By | Published on Wednesday 7 November 2018

Musicians' Union

The Musicians’ Union has again called on the UK government to review music education in schools. This follows the publication of new research that shows that learning to play instruments is increasingly something only available to children of affluent families.

Cuts to music education in schools has been a widely discussed topic in recent years. Due to the way the government assesses schools in England, many have cut arts subjects in order to put more money into the core subjects that they are actually assessed on. This has resulted in less focus being put on music in the classroom and fewer children learning to play an instrument.

According to the new report, just 19% low income families – with a household income of less than £28,000 a year – have one or more children who plays a musical instrument. This compares to 40% in high income families – which means those earning over £48,000 a year. In middle income families, the figure is 26%.
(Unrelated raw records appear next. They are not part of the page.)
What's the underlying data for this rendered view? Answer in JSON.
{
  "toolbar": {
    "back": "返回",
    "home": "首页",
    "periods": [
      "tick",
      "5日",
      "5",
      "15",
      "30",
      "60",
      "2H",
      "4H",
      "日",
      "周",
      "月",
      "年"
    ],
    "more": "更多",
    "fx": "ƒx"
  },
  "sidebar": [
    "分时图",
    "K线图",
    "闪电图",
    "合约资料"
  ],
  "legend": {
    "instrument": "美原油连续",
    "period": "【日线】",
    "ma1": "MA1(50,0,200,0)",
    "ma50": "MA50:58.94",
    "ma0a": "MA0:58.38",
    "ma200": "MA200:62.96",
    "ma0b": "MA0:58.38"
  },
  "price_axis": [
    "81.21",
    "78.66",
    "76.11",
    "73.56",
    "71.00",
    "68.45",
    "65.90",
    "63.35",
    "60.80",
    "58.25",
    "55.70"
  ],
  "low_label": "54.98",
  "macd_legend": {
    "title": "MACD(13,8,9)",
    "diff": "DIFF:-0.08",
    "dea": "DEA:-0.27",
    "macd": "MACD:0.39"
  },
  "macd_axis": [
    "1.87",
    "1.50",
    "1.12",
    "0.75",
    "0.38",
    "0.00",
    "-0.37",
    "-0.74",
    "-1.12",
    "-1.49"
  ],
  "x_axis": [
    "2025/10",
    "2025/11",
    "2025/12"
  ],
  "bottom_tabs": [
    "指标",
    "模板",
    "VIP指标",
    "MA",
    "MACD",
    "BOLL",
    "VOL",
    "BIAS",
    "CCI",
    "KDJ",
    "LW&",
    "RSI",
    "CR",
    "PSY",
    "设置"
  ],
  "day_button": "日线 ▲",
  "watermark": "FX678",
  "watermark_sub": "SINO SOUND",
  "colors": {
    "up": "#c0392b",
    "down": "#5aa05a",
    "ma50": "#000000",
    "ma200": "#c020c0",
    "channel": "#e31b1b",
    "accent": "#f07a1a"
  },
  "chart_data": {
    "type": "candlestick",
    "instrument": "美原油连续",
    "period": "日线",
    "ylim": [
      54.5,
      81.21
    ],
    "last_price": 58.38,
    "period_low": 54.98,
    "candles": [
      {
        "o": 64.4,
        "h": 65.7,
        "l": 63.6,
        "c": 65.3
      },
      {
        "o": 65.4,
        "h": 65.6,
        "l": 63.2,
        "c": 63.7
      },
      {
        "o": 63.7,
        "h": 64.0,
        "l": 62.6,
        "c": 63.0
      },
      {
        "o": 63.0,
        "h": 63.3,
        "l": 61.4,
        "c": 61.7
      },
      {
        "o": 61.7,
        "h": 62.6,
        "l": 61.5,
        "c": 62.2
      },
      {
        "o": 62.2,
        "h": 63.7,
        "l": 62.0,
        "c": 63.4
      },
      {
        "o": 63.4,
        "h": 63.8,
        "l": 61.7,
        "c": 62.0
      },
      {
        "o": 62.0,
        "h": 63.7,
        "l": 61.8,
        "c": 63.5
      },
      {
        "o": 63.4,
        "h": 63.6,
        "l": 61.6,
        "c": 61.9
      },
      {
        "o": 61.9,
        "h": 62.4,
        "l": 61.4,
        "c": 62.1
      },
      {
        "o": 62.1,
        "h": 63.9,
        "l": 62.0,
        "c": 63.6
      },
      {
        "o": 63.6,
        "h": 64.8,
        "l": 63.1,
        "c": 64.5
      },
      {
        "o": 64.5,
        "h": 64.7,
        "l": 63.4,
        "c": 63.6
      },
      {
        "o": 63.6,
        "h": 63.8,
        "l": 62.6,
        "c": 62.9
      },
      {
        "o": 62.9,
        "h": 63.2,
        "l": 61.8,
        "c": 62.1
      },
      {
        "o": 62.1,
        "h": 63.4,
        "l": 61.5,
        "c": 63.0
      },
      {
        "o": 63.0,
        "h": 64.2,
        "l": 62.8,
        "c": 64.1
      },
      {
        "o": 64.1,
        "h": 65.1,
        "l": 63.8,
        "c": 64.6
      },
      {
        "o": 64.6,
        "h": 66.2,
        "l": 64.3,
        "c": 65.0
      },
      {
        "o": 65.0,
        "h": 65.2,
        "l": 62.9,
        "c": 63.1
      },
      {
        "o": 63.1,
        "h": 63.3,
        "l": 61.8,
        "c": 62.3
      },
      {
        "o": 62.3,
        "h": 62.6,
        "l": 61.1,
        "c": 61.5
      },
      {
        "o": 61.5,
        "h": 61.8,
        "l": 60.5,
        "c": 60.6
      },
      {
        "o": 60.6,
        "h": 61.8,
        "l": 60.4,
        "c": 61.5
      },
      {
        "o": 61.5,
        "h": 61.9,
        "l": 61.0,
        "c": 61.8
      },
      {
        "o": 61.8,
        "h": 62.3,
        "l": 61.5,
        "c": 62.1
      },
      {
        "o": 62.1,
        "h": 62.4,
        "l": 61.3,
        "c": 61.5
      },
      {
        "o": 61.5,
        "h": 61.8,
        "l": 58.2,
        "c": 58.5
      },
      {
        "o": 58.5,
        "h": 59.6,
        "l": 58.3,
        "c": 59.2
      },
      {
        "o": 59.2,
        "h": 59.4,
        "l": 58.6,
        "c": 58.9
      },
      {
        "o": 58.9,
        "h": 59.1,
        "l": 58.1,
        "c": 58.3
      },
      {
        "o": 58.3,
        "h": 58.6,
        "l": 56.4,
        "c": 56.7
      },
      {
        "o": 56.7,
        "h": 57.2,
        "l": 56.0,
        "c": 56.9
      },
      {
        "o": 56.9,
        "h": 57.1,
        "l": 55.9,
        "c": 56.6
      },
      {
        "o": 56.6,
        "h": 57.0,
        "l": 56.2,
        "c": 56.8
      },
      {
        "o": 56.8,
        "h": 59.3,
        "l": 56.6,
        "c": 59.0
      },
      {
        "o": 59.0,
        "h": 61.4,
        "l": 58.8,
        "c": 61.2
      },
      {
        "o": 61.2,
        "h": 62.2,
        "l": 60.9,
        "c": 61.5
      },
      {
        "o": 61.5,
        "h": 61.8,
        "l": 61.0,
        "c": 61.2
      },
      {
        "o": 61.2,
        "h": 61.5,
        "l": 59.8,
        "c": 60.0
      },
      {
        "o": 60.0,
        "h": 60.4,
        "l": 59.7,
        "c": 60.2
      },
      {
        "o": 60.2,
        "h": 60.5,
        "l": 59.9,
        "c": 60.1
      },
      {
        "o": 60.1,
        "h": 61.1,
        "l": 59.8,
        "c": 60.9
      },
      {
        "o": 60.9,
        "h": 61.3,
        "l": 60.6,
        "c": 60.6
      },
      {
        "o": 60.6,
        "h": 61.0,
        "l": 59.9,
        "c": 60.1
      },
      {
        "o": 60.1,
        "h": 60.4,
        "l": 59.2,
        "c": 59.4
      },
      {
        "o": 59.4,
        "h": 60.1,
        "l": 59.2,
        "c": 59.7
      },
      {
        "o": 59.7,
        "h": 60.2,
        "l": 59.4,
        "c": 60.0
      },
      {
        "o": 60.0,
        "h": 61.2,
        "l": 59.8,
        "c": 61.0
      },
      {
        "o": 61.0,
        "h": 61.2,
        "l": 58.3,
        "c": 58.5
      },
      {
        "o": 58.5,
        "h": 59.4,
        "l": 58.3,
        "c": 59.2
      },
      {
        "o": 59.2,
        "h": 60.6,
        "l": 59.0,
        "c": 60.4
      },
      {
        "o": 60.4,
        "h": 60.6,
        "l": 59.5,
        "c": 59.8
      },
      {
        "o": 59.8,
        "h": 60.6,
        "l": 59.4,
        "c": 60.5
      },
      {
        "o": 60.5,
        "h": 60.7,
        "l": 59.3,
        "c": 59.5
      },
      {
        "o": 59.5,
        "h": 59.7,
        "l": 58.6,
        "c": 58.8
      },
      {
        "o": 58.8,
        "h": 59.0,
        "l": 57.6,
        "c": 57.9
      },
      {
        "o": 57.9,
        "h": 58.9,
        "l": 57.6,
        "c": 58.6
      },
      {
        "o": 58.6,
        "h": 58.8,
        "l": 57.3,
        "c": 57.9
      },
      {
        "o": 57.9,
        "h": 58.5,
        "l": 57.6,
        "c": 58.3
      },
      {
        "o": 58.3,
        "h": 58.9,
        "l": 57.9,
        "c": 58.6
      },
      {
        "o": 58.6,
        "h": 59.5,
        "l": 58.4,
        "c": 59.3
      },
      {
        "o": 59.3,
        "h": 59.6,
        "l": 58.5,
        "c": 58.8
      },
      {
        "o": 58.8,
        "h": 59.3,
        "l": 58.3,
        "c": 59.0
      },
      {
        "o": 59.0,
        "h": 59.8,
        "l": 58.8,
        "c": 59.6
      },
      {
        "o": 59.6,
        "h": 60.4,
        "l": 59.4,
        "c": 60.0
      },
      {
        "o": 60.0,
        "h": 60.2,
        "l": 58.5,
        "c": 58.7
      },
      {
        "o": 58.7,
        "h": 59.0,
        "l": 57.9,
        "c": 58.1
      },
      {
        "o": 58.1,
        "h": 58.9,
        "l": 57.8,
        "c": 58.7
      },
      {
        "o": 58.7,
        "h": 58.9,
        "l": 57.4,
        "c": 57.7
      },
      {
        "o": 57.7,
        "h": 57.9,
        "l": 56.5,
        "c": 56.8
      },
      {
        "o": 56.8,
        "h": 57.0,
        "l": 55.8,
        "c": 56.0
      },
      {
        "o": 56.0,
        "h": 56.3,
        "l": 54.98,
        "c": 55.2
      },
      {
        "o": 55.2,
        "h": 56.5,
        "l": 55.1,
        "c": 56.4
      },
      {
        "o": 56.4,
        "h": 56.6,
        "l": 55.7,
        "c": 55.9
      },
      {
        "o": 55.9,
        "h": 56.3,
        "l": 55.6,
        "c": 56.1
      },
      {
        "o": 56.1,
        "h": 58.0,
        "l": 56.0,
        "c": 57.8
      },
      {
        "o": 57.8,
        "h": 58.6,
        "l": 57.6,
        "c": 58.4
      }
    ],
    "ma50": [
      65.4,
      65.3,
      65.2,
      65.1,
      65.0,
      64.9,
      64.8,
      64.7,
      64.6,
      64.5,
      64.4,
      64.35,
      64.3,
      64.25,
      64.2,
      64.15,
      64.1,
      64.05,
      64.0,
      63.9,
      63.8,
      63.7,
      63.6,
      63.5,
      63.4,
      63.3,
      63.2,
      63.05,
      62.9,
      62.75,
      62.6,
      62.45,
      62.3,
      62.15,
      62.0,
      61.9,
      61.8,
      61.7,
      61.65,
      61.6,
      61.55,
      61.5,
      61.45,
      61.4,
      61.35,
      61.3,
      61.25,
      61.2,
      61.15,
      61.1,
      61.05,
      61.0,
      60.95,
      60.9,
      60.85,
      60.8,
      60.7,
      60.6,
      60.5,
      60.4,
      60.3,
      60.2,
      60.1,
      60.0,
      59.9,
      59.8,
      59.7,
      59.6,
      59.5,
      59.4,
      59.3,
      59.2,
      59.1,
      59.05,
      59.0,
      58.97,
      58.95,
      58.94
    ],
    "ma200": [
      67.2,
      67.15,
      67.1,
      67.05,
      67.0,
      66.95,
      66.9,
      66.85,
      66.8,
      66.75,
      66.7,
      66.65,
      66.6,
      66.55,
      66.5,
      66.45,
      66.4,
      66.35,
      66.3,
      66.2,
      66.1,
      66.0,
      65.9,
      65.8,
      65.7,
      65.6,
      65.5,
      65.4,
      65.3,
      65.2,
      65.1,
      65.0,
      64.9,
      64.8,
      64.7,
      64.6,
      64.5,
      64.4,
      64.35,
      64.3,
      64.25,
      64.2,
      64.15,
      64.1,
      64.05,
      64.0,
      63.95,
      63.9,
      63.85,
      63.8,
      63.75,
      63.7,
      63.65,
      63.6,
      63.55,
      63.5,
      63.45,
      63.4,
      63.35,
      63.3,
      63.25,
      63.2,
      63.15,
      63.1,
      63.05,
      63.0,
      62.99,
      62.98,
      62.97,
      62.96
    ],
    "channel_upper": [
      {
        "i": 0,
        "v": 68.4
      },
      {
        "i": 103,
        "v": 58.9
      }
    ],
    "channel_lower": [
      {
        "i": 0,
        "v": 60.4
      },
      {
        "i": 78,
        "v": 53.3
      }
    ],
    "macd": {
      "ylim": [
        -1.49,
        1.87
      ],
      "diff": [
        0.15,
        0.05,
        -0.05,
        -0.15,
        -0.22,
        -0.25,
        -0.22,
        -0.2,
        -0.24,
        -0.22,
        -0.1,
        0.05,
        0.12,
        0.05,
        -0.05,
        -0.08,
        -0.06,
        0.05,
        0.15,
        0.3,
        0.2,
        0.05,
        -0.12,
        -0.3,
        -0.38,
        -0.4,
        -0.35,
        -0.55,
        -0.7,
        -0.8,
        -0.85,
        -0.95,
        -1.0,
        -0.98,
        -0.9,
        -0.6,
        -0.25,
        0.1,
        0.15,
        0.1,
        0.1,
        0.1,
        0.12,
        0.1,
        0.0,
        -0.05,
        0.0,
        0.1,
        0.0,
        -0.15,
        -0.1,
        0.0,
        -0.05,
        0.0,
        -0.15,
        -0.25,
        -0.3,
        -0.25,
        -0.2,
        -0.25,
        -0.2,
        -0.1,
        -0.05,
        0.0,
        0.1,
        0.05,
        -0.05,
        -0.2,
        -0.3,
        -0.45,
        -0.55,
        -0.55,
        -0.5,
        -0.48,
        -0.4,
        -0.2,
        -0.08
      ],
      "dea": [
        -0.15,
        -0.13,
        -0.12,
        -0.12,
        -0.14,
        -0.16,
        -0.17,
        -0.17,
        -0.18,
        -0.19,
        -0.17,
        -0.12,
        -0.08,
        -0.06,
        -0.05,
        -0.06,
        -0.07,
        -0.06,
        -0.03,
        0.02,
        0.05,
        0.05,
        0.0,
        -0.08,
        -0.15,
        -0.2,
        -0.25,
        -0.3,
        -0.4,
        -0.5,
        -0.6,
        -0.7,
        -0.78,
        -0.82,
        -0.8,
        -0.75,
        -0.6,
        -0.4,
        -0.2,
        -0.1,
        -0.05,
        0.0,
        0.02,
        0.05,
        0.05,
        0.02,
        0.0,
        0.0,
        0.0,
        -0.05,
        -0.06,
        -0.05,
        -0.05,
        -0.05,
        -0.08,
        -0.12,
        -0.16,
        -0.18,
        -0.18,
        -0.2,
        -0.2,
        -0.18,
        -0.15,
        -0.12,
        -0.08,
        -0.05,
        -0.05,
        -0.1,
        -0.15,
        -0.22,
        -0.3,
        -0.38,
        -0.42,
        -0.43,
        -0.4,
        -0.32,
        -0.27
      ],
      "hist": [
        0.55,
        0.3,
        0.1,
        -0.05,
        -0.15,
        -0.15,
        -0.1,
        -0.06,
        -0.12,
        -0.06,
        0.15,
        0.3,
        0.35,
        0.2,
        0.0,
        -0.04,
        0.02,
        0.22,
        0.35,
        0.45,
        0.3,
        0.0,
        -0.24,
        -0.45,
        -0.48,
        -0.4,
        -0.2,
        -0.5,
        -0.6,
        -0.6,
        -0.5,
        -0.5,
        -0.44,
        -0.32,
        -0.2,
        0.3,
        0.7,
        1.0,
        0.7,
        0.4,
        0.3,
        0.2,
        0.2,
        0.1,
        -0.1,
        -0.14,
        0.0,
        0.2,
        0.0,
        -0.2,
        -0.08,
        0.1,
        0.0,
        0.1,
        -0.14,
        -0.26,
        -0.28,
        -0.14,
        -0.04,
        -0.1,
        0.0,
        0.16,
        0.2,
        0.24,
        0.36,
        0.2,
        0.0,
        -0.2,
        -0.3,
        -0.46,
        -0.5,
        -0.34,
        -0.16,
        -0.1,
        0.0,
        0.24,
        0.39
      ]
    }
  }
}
This is not due to lack of interest, the MU says, with 53% of respondents from low income families saying that their child does not currently play an instrument but would be open to learning.

For those whose children do not currently play an instrument, when asked why, those in high income households tended to say the child was not interested or was already involved in another hobby or club. But in low income households, the two most common answers were that lessons and instruments were too expensive.

In high income families, pupils were most likely to be having private instrument lessons for which they paid full price. Children in lower income families were most likely to be learning their instrument in a normal school music lesson with other children or teaching themselves.

For those whose children were learning to play a musical instrument, almost half said that their child was more confident as a result, while improvements in concentration (42%), happiness (35%), self-discipline (30%) and patience (30%) were also reported.

Discussing the MU’s stats, and why they matter, educational psychologist Hannah Abrahams said yesterday: “The power of music to young people is palpable, as access from a young age can not only positively impact a child’s cognitive abilities, but their social and emotional development too”.

“Parents from lower socio-economic backgrounds often have so many additional stressors that accessing music may be low down on the priority list for their child”, she adds. “It is the role of government and schools to nurture and encourage children’s exploration of music as a powerful learning and social tool”.

Aside from the wider social impact of children from lower income families not learning to play instruments, which this research highlights, the Musicians’ Union says that it also risks reducing the range of voices in the music industry.

“With certain children priced out of learning musical instruments, we may well only be hearing the songs and sounds of the affluent in years to come”, says MU General Secretary Horace Trubridge. “Those from poorer backgrounds will, unfairly, be increasingly under-represented within the industry. The data released today shows the extent of the problem – and we would like to work with government to address this issue”.